Unraveling the Schools of Unit Testing: The Classic and London Approaches

3 minute read

There exist two major methodologies when it comes to unit testing. These methodologies guide how much to use mocks, stubs, and the special test implementations known as test doubles. The two prominent schools of thought are the Classic School, also known as the “Detroit School” or the “Classical School,” and the London School. These schools primarily differ in the way they define the concept of isolation.

Classic School

In the Classic School, isolation signifies the separation of individual tests from each other. This school emphasizes running tests in parallel and in-memory, ensuring no shared state, such as databases, where individual tests could affect the state. The use of mocks, stubs, and test doubles should be minimal in this school. They’re only employed for dependencies that might introduce a shared state and disrupt this kind of isolation.

The aim here is to use production code wherever possible. For these tests, a unit is defined as a class or even a set of classes. Therefore, we want to test an aggregate collectively without overutilizing mocks, stubs, and test doubles, restricting their usage to dependencies that would change the state.

London School

In stark contrast, the London School defines a unit as a single class. The goal is to test this class in isolation, unlike the Classic School’s approach that aims to test a whole component made up of classes performing a common functionality.

In the London School, we create a test implementation of a class, for instance, CustomerVerifier, that performs customer verification based on different implementations. The test implementation might be “always passed verification” or “always failed”. Each verification type, such as by name or PESEL (Polish national identification number), would then be tested separately.

Which School to Choose?

Both schools come with their distinct advantages and disadvantages. Here are the pros of each approach:

Classic School (Detroit or Classical School)

  • Reflects Real Operation: The Classic School’s tests closely mimic the actual functioning of the system, providing a high degree of confidence in the system’s real-world performance.

  • Better Coverage: With a more comprehensive approach to testing, the Classic School achieves superior coverage of the real system logic.

  • Emphasizes Production Code: This school encourages the usage of production code in testing as much as possible, limiting the use of mocks and stubs only to dependencies introducing shared state.

London School

  • Isolation: The London School excels at isolating the code for testing purposes, making it easier to pinpoint and rectify errors.

  • Simplifies Test Writing: Utilizing test doubles and mocks helps simplify the graphs of collaborators, making the test writing process faster and easier.

  • Effective for Complex Collaborators’ Graph: This approach is especially beneficial when dealing with complex collaborators’ graph and difficult setup for tests.

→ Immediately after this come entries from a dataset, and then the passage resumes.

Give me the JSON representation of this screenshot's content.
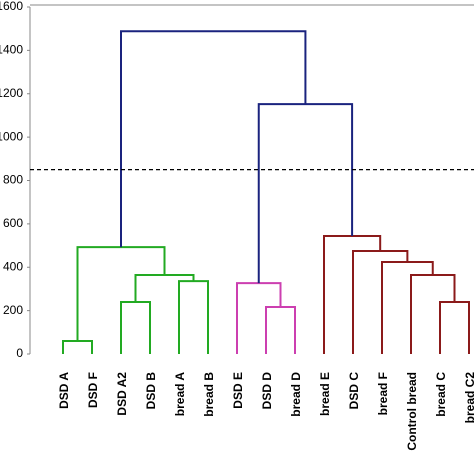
{
  "chart_data": {
    "type": "dendrogram",
    "leaves": [
      "DSD A",
      "DSD F",
      "DSD A2",
      "DSD B",
      "bread A",
      "bread B",
      "DSD E",
      "DSD D",
      "bread D",
      "bread E",
      "DSD C",
      "bread F",
      "Control bread",
      "bread C",
      "bread C2"
    ],
    "merges": [
      {
        "left": 0,
        "right": 1,
        "height": 60,
        "color": "#22aa22"
      },
      {
        "left": 2,
        "right": 3,
        "height": 240,
        "color": "#22aa22"
      },
      {
        "left": 4,
        "right": 5,
        "height": 336,
        "color": "#22aa22"
      },
      {
        "left": 16,
        "right": 17,
        "height": 364,
        "color": "#22aa22"
      },
      {
        "left": 15,
        "right": 18,
        "height": 493,
        "color": "#22aa22"
      },
      {
        "left": 7,
        "right": 8,
        "height": 217,
        "color": "#cc3fb0"
      },
      {
        "left": 6,
        "right": 20,
        "height": 327,
        "color": "#cc3fb0"
      },
      {
        "left": 13,
        "right": 14,
        "height": 240,
        "color": "#8b1a1a"
      },
      {
        "left": 12,
        "right": 22,
        "height": 364,
        "color": "#8b1a1a"
      },
      {
        "left": 11,
        "right": 23,
        "height": 424,
        "color": "#8b1a1a"
      },
      {
        "left": 10,
        "right": 24,
        "height": 475,
        "color": "#8b1a1a"
      },
      {
        "left": 9,
        "right": 25,
        "height": 544,
        "color": "#8b1a1a"
      },
      {
        "left": 21,
        "right": 26,
        "height": 1152,
        "color": "#1a237e"
      },
      {
        "left": 19,
        "right": 27,
        "height": 1488,
        "color": "#1a237e"
      }
    ],
    "cut_height": 850,
    "ylim": [
      0,
      1600
    ],
    "yticks": [
      0,
      200,
      400,
      600,
      800,
      1000,
      1200,
      1400,
      1600
    ]
  }
}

The extensive use of mocks enables efficient testing of the code in isolation.

Jakub Pilimon proposed a heuristic in his presentation “Testing – Love, Hate, Love” that may be useful in this context. He recommends examining the class being tested and considering if the dependencies are separate merely for better code readability or if they introduce different responsibilities and layers. If it’s solely a matter of readability, using the actual object is preferable. However, if multiple responsibilities and layers emerge, it’s better to use a mock.

In conclusion, the key is to avoid being purists. Depending on the complexity of the collaborators’ graph and the difficulty of setting up the tests, both schools can be employed. However, caution with mocks is advised. As noted by the authors of the Mockito mocking library, if everything is mocked, are we truly testing the production code at all? They advocate for a mixed approach, underscoring the need for balance and judgment in choosing the right testing strategy.